Así el principito domesticó al zorro. Y cuando se acercó la hora de la partida:
-¡Ah!... —dijo el zorro—. Voy a llorar.
-Tuya es la culpa —dijo el principito—. No deseaba hacerte mal, pero quisiste que te domesticara...
-Sí —dijo el zorro.
-¡Pero vas a llorar! —dijo el principito.
-Sí —dijo el zorro.
-Entonces, no ganas nada.
-Gano —dijo el zorro—, por el color de trigo.

            “Por el color del trigo”. Cuánta razón escondida tras un puñado de palabras. Los buenos momentos siempre quedan con nosotros, son parte de nuestra vida. Lo más valioso de la experiencia no es el acto en sí, que puede durar un solo segundo, sino el recuerdo, que nos acompaña toda la vida. Y aunque una parte de nosotros se pregunte “¿por qué se fue?”, la otra piensa “más vale haber tenido y haber perdido, que nunca haber tenido”. Al fin y al cabo, deberíamos centrarnos en llevar una vida que sea digna de recordar cuando seamos ancianos y nos encontremos –aunque Borges diga lo contrario– con nuestro verdadero ‘yo’, pues somos el resultado de nuestras decisiones y experiencias.

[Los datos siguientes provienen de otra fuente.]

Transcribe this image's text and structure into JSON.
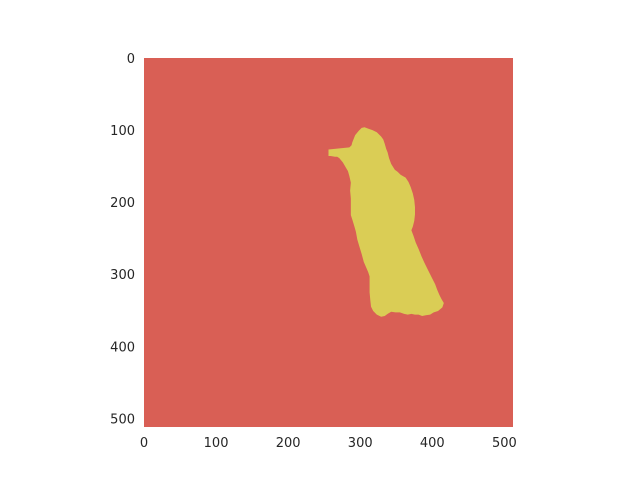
{
  "chart_data": {
    "type": "heatmap",
    "title": "",
    "xlabel": "",
    "ylabel": "",
    "xlim": [
      0,
      512
    ],
    "ylim": [
      512,
      0
    ],
    "grid": false,
    "x_ticks": [
      0,
      100,
      200,
      300,
      400,
      500
    ],
    "y_ticks": [
      0,
      100,
      200,
      300,
      400,
      500
    ],
    "colors": {
      "background_class": "#d95f55",
      "foreground_class": "#dacd55"
    },
    "mask_outline_image_coords": [
      [
        256,
        127
      ],
      [
        285,
        124
      ],
      [
        288,
        121
      ],
      [
        289,
        117
      ],
      [
        293,
        107
      ],
      [
        298,
        101
      ],
      [
        302,
        97
      ],
      [
        306,
        96
      ],
      [
        311,
        98
      ],
      [
        317,
        100
      ],
      [
        323,
        103
      ],
      [
        329,
        109
      ],
      [
        332,
        113
      ],
      [
        334,
        119
      ],
      [
        336,
        126
      ],
      [
        338,
        131
      ],
      [
        340,
        139
      ],
      [
        343,
        147
      ],
      [
        348,
        155
      ],
      [
        352,
        158
      ],
      [
        356,
        162
      ],
      [
        363,
        166
      ],
      [
        367,
        172
      ],
      [
        370,
        179
      ],
      [
        373,
        188
      ],
      [
        375,
        197
      ],
      [
        376,
        207
      ],
      [
        376,
        217
      ],
      [
        375,
        226
      ],
      [
        373,
        234
      ],
      [
        371,
        239
      ],
      [
        374,
        247
      ],
      [
        377,
        256
      ],
      [
        381,
        265
      ],
      [
        385,
        275
      ],
      [
        389,
        284
      ],
      [
        393,
        292
      ],
      [
        397,
        300
      ],
      [
        401,
        308
      ],
      [
        404,
        314
      ],
      [
        407,
        322
      ],
      [
        410,
        329
      ],
      [
        413,
        335
      ],
      [
        416,
        340
      ],
      [
        414,
        346
      ],
      [
        408,
        351
      ],
      [
        402,
        353
      ],
      [
        397,
        356
      ],
      [
        391,
        357
      ],
      [
        386,
        358
      ],
      [
        381,
        356
      ],
      [
        376,
        356
      ],
      [
        371,
        355
      ],
      [
        366,
        356
      ],
      [
        361,
        355
      ],
      [
        355,
        353
      ],
      [
        349,
        353
      ],
      [
        343,
        352
      ],
      [
        338,
        355
      ],
      [
        334,
        358
      ],
      [
        329,
        359
      ],
      [
        323,
        356
      ],
      [
        318,
        351
      ],
      [
        315,
        345
      ],
      [
        314,
        336
      ],
      [
        313,
        325
      ],
      [
        313,
        314
      ],
      [
        313,
        303
      ],
      [
        311,
        297
      ],
      [
        308,
        290
      ],
      [
        305,
        283
      ],
      [
        302,
        272
      ],
      [
        299,
        262
      ],
      [
        296,
        252
      ],
      [
        294,
        241
      ],
      [
        292,
        234
      ],
      [
        289,
        224
      ],
      [
        287,
        218
      ],
      [
        287,
        206
      ],
      [
        287,
        195
      ],
      [
        286,
        184
      ],
      [
        287,
        173
      ],
      [
        285,
        164
      ],
      [
        283,
        157
      ],
      [
        280,
        152
      ],
      [
        276,
        145
      ],
      [
        271,
        139
      ],
      [
        268,
        137
      ],
      [
        265,
        137
      ],
      [
        259,
        136
      ],
      [
        256,
        136
      ]
    ]
  }
}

Y, volviendo al fragmento, estoy completamente segura de que, tras la despedida, al zorro se le dibujaría una sonrisa cada vez que veía el trigo.

            A día de hoy, siguen vendiendo esta obra como un cuento para niños, que bien podría ser muy válido como tal, con las ilustraciones que el propio autor nos regaló, y la ternura, curiosidad e inocencia que derrocha nuestro magnífico protagonista. Pero aun en estas líneas que aquí he escrito, sin profundizar demasiado, se puede comprobar que esa estética infantil es solo una fina membrana que cubre toda una filosofía. Cierto es que el mismo Antoine de Saint-Exupéry se dirige, en su dedicatoria, a los niños, pero al igual que dedica el libro a su amigo León Werth cuando era niño, cabe sospechar que lo que quiere con ello es llamar al niño que todos llevamos dentro, a aquel que se asusta de un “simple sombrero” o que se fija en los datos que realmente importan, en lugar de un puñado de cifras. Es el rescate de Peter Pan, aunque sin ese miedo perderlo todo, porque al igual que “la belleza está en los ojos de quien mira”, el mundo puede resultar un lugar maravilloso visto por los ojos de un niño. Se nos llenan las pupilas de hipérboles, colores e inquietudes y el morir de risa se nos antoja la mejor de las muertes. Por eso Antoine de Saint-Exupéry crea esta magnífica obra: para decir a los adultos que deben dejar las prisas a un lado y pararse a conocer el mundo, pararse a domesticar a todo el que se preste.